In its committee markup, the D.C. Council’s Committee on Health included legislation titled the School-Based Behavioral Health Student Peer Educator Pilot Amendment Act. The legislation launches a pilot program through which the Department of Behavioral Health (DBH) allocates funds to two community-based organizations that will recruit, train and supervise at least 100 peer educators.
Once they complete their training, these peer educators, who attend schools in Wards 5, 7 and 8, will be responsible for making classroom presentations, distributing educational materials, conducting one-on-one sessions with their peers, and sharing information to connect students with school-based behavioral health staff.
The Committee on Health recommended $325,000 in one-time funds to be used for this endeavor.
The report compiled by the Committee on Health cited a study conducted by students at the Young Women’s Project that found that many of their peers didn’t know the name of the mental health service provider at their school. D.C. Council member Christina Henderson (I-At Large), chair of the Committee on Health, told The Informer that students who testified at council hearings often spoke about relying on friends for information about on-campus services.
In explaining the legislation, Henderson stressed that peer educators wouldn’t replace behavioral health professionals. Instead, they would serve as a bridge between their friends and on-campus service providers, if it ever gets to that point that students need such resources.
“The peer-to-peer model is [for students] to provide resources when they are needed [and] educate others about strategies and walk them to professionals,” Henderson said. “The grantees would be organizations that do this work to provide training around what students would talk about. Needs vary among students, like triage and prevention. [The question is]: How do we prevent a major episode?”
Due to workforce shortages, the 2022-2023 school year is anticipated to end with more than 90 clinician vacancies at more than 70 District public and public charter schools that have established partnerships with DBH and community-based organizations. Those closely familiar with the trend say that private practice has become more attractive to clinicians.
For Laura Maestas, executive director at DC Prep Public Charter School, the situation has become even more daunting since half of the six campuses under her purview have clinician vacancies.
Earlier this year, Maestas pleaded with the D.C. Council to increase funding for community-based organization clinician grants.
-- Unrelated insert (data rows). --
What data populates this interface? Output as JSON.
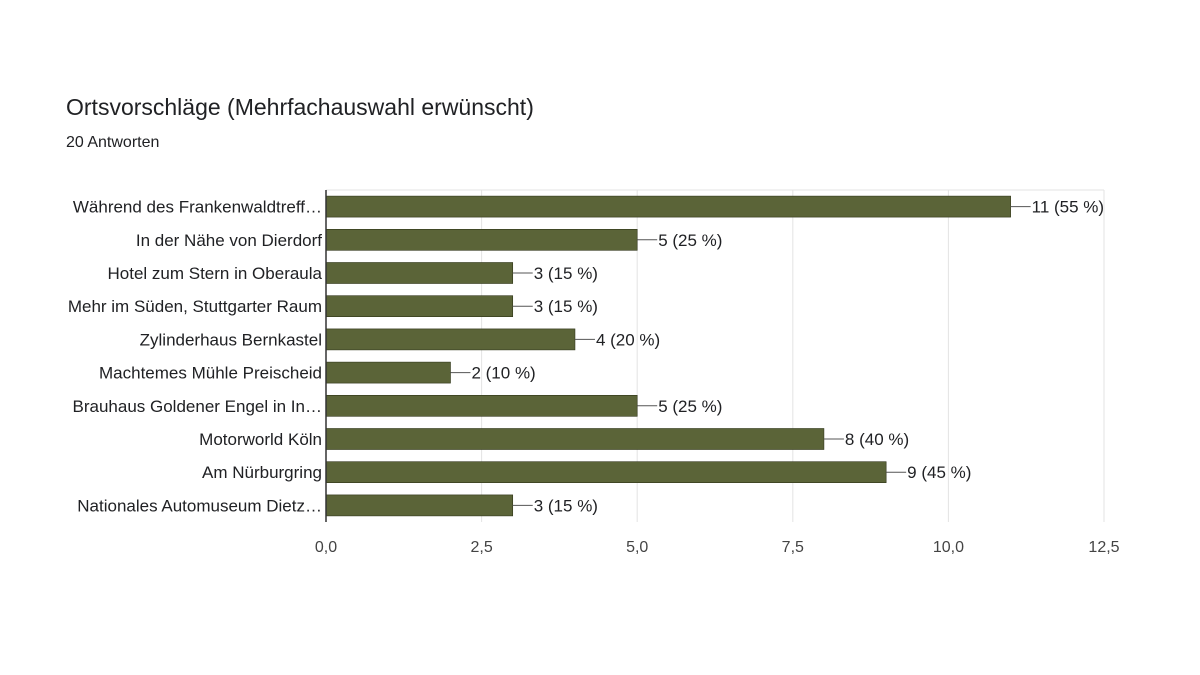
{
  "title": "Ortsvorschläge (Mehrfachauswahl erwünscht)",
  "subtitle": "20 Antworten",
  "colors": {
    "bar": "#5b6438",
    "grid": "#e3e3e3",
    "axis": "#333333",
    "text": "#202124"
  },
  "chart_data": {
    "type": "bar",
    "orientation": "horizontal",
    "categories": [
      "Während des Frankenwaldtreff…",
      "In der Nähe von Dierdorf",
      "Hotel zum Stern in Oberaula",
      "Mehr im Süden, Stuttgarter Raum",
      "Zylinderhaus Bernkastel",
      "Machtemes Mühle Preischeid",
      "Brauhaus Goldener Engel in In…",
      "Motorworld Köln",
      "Am Nürburgring",
      "Nationales Automuseum Dietz…"
    ],
    "values": [
      11,
      5,
      3,
      3,
      4,
      2,
      5,
      8,
      9,
      3
    ],
    "value_labels": [
      "11 (55 %)",
      "5 (25 %)",
      "3 (15 %)",
      "3 (15 %)",
      "4 (20 %)",
      "2 (10 %)",
      "5 (25 %)",
      "8 (40 %)",
      "9 (45 %)",
      "3 (15 %)"
    ],
    "xlim": [
      0,
      12.5
    ],
    "xticks": [
      0,
      2.5,
      5,
      7.5,
      10,
      12.5
    ],
    "xtick_labels": [
      "0,0",
      "2,5",
      "5,0",
      "7,5",
      "10,0",
      "12,5"
    ],
    "grid": true,
    "legend": "none"
  }
}
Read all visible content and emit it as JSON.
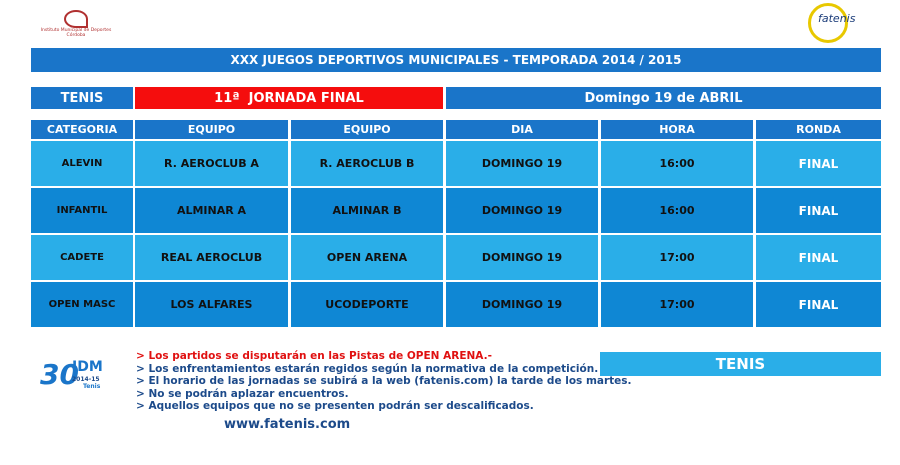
{
  "header": {
    "logo_left": "Instituto Municipal de Deportes Córdoba",
    "logo_right": "fatenis"
  },
  "title": "XXX JUEGOS DEPORTIVOS MUNICIPALES - TEMPORADA 2014 / 2015",
  "info": {
    "sport": "TENIS",
    "round": "11ª  JORNADA FINAL",
    "date": "Domingo 19 de ABRIL"
  },
  "table": {
    "columns": [
      "CATEGORIA",
      "EQUIPO",
      "EQUIPO",
      "DIA",
      "HORA",
      "RONDA"
    ],
    "rows": [
      [
        "ALEVIN",
        "R. AEROCLUB A",
        "R. AEROCLUB B",
        "DOMINGO 19",
        "16:00",
        "FINAL"
      ],
      [
        "INFANTIL",
        "ALMINAR A",
        "ALMINAR B",
        "DOMINGO 19",
        "16:00",
        "FINAL"
      ],
      [
        "CADETE",
        "REAL AEROCLUB",
        "OPEN ARENA",
        "DOMINGO 19",
        "17:00",
        "FINAL"
      ],
      [
        "OPEN MASC",
        "LOS ALFARES",
        "UCODEPORTE",
        "DOMINGO 19",
        "17:00",
        "FINAL"
      ]
    ]
  },
  "notes": [
    "> Los partidos se disputarán en las Pistas de OPEN ARENA.-",
    "> Los enfrentamientos estarán regidos según la normativa de la competición.",
    "> El horario de las jornadas se subirá a la web (fatenis.com) la tarde de los martes.",
    "> No se podrán aplazar encuentros.",
    "> Aquellos equipos que no se presenten podrán ser descalificados."
  ],
  "logo_30": {
    "number": "30",
    "acronym": "IDM",
    "season": "2014-15",
    "sport": "Tenis"
  },
  "footer": {
    "website": "www.fatenis.com",
    "badge": "TENIS"
  }
}
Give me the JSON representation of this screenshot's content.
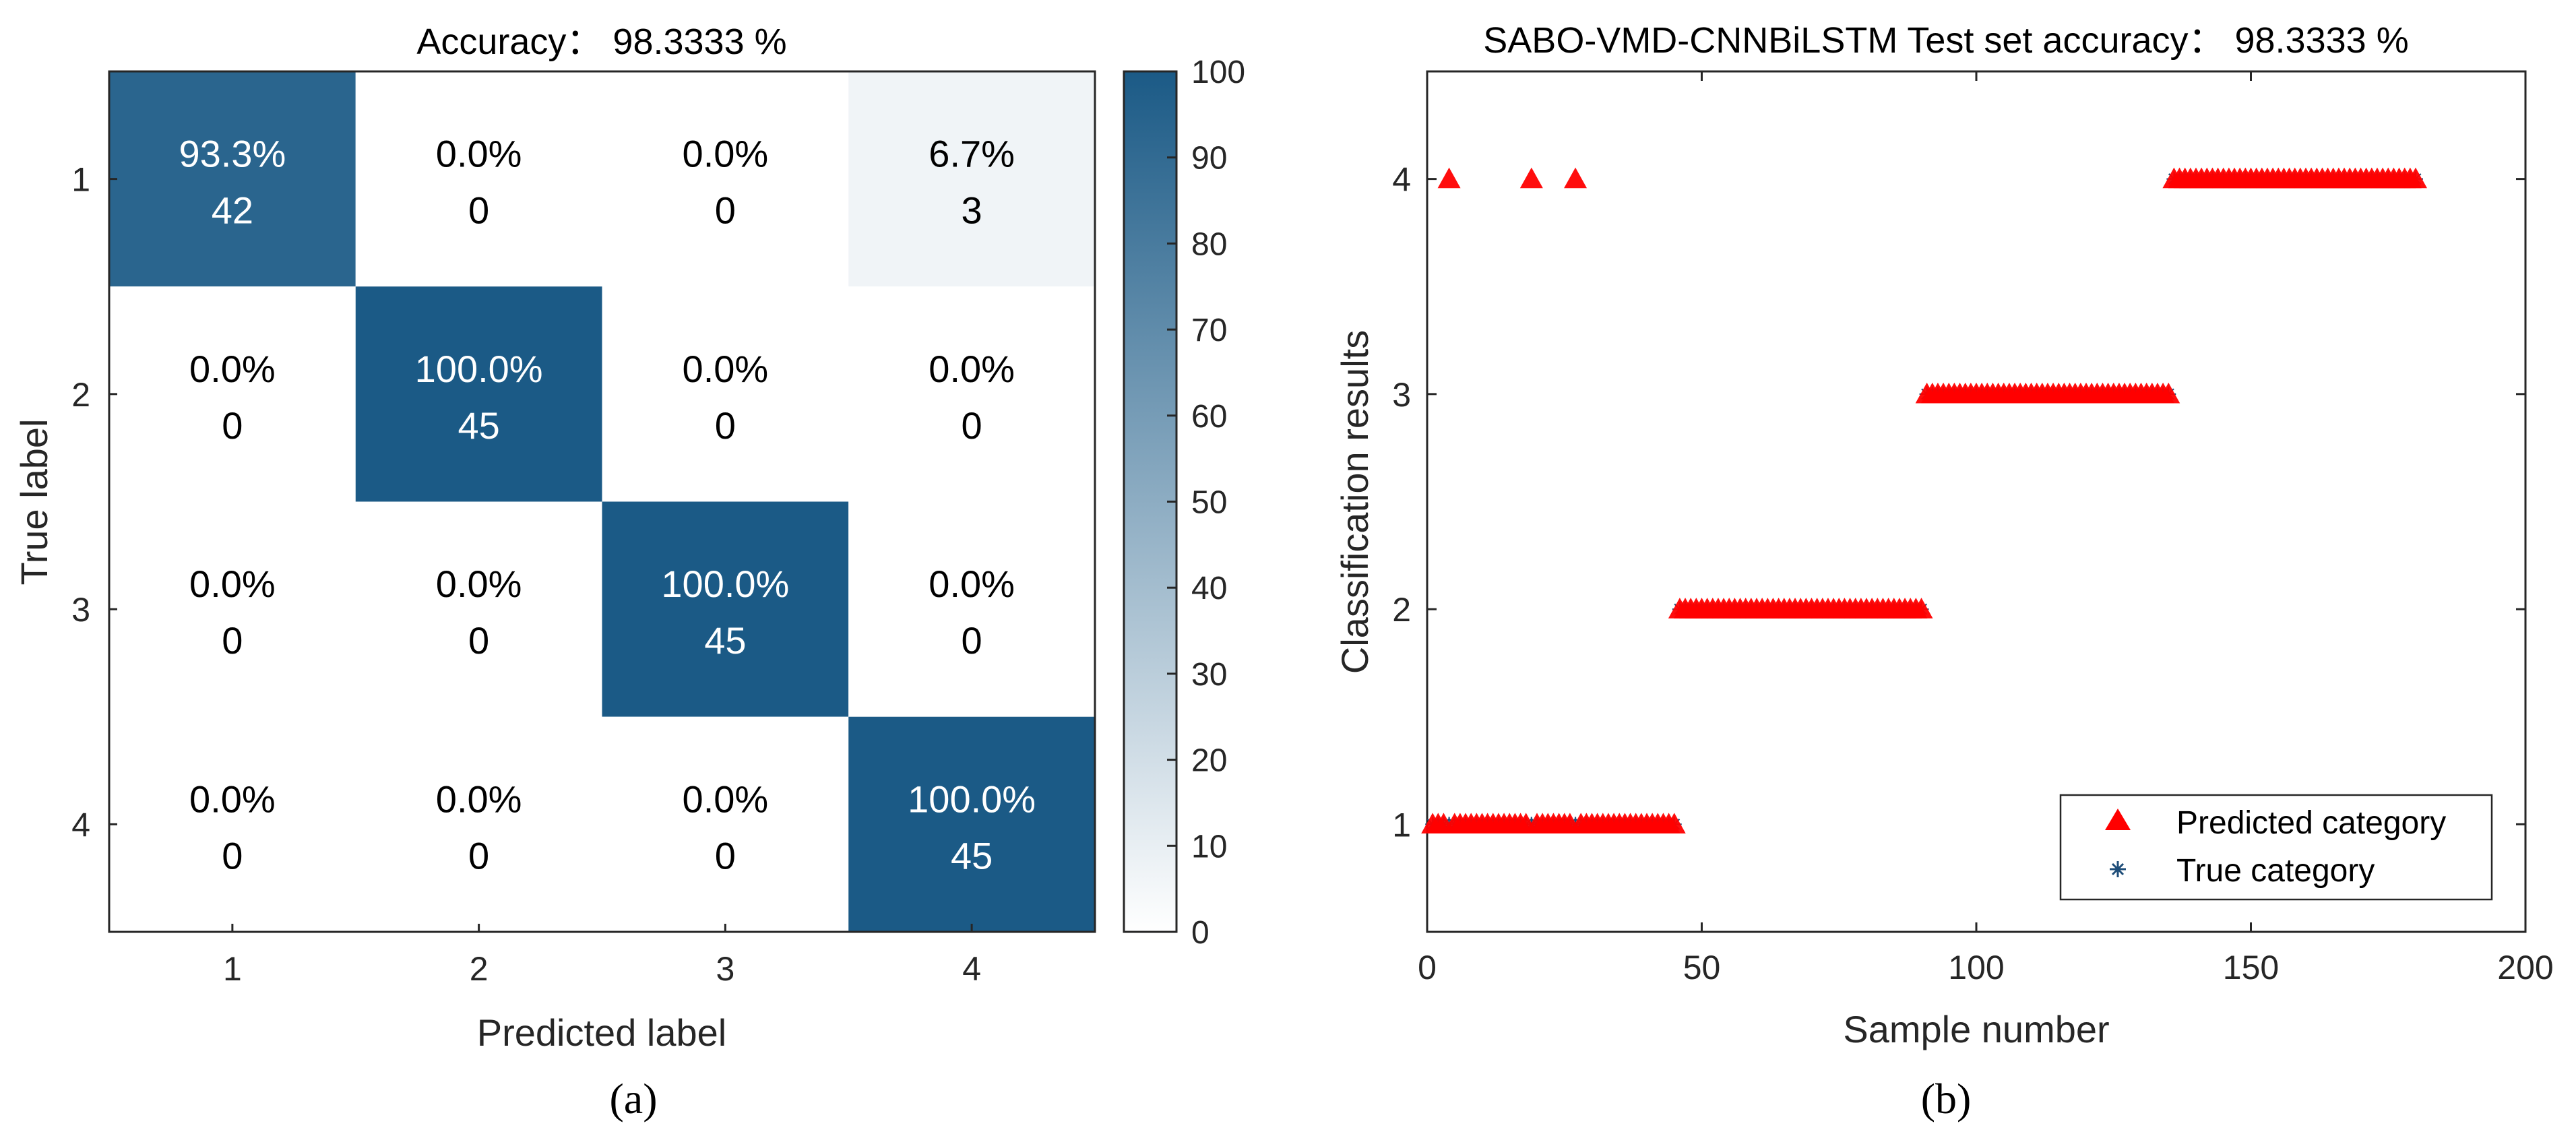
{
  "colors": {
    "dark": "#1b5a86",
    "light": "#ffffff",
    "predicted": "#ff0000",
    "true": "#1f4e79",
    "axis": "#262626"
  },
  "chart_data": [
    {
      "id": "a",
      "type": "heatmap",
      "panel_label": "(a)",
      "title": "Accuracy： 98.3333 %",
      "xlabel": "Predicted label",
      "ylabel": "True label",
      "x_categories": [
        "1",
        "2",
        "3",
        "4"
      ],
      "y_categories": [
        "1",
        "2",
        "3",
        "4"
      ],
      "percent": [
        [
          93.3,
          0.0,
          0.0,
          6.7
        ],
        [
          0.0,
          100.0,
          0.0,
          0.0
        ],
        [
          0.0,
          0.0,
          100.0,
          0.0
        ],
        [
          0.0,
          0.0,
          0.0,
          100.0
        ]
      ],
      "cell_text": [
        [
          [
            "93.3%",
            "42"
          ],
          [
            "0.0%",
            "0"
          ],
          [
            "0.0%",
            "0"
          ],
          [
            "6.7%",
            "3"
          ]
        ],
        [
          [
            "0.0%",
            "0"
          ],
          [
            "100.0%",
            "45"
          ],
          [
            "0.0%",
            "0"
          ],
          [
            "0.0%",
            "0"
          ]
        ],
        [
          [
            "0.0%",
            "0"
          ],
          [
            "0.0%",
            "0"
          ],
          [
            "100.0%",
            "45"
          ],
          [
            "0.0%",
            "0"
          ]
        ],
        [
          [
            "0.0%",
            "0"
          ],
          [
            "0.0%",
            "0"
          ],
          [
            "0.0%",
            "0"
          ],
          [
            "100.0%",
            "45"
          ]
        ]
      ],
      "colorbar": {
        "range": [
          0,
          100
        ],
        "ticks": [
          "0",
          "10",
          "20",
          "30",
          "40",
          "50",
          "60",
          "70",
          "80",
          "90",
          "100"
        ]
      }
    },
    {
      "id": "b",
      "type": "scatter",
      "panel_label": "(b)",
      "title": "SABO-VMD-CNNBiLSTM Test set accuracy：  98.3333 %",
      "xlabel": "Sample number",
      "ylabel": "Classification results",
      "xlim": [
        0,
        200
      ],
      "ylim": [
        0.5,
        4.5
      ],
      "x_ticks": [
        "0",
        "50",
        "100",
        "150",
        "200"
      ],
      "y_ticks": [
        "1",
        "2",
        "3",
        "4"
      ],
      "series": [
        {
          "name": "Predicted category",
          "marker": "triangle",
          "segments": [
            {
              "x_start": 1,
              "x_end": 45,
              "y": 1,
              "exceptions": {
                "4": 4,
                "19": 4,
                "27": 4
              }
            },
            {
              "x_start": 46,
              "x_end": 90,
              "y": 2
            },
            {
              "x_start": 91,
              "x_end": 135,
              "y": 3
            },
            {
              "x_start": 136,
              "x_end": 180,
              "y": 4
            }
          ]
        },
        {
          "name": "True category",
          "marker": "asterisk",
          "segments": [
            {
              "x_start": 1,
              "x_end": 45,
              "y": 1
            },
            {
              "x_start": 46,
              "x_end": 90,
              "y": 2
            },
            {
              "x_start": 91,
              "x_end": 135,
              "y": 3
            },
            {
              "x_start": 136,
              "x_end": 180,
              "y": 4
            }
          ]
        }
      ],
      "legend": {
        "position": "bottom-right",
        "entries": [
          "Predicted category",
          "True category"
        ]
      }
    }
  ]
}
She said that, without more clinicians, the few who are on site, via compensation directly from DC Prep, have an even bigger caseload that makes it harder to reach students who don’t have a 504 plan or individualized education plan (IEP), but require just as much attention.
To solve that problem, DC Prep has partnered with the WISE Center, a program out of MedStar Georgetown University Hospital that supports schools with comprehensive mental wellness approaches. When it comes to a peer educator program, Maestas espouses support for it at the middle school level, as long as it works in tandem with on-site clinicians.
“We have a number of students who need a lot more support than we are able to provide. We think about where it’s appropriate to have students receive services in groups rather than individual counseling,” Maestas said.
“What I’m hearing [from counselors] is that they have an obligation to make sure students are taken care of, and they need to figure out how to do more,” she added. “It makes me nervous that we’re burning out clinicians. There’s an overwhelming need to go above and beyond.”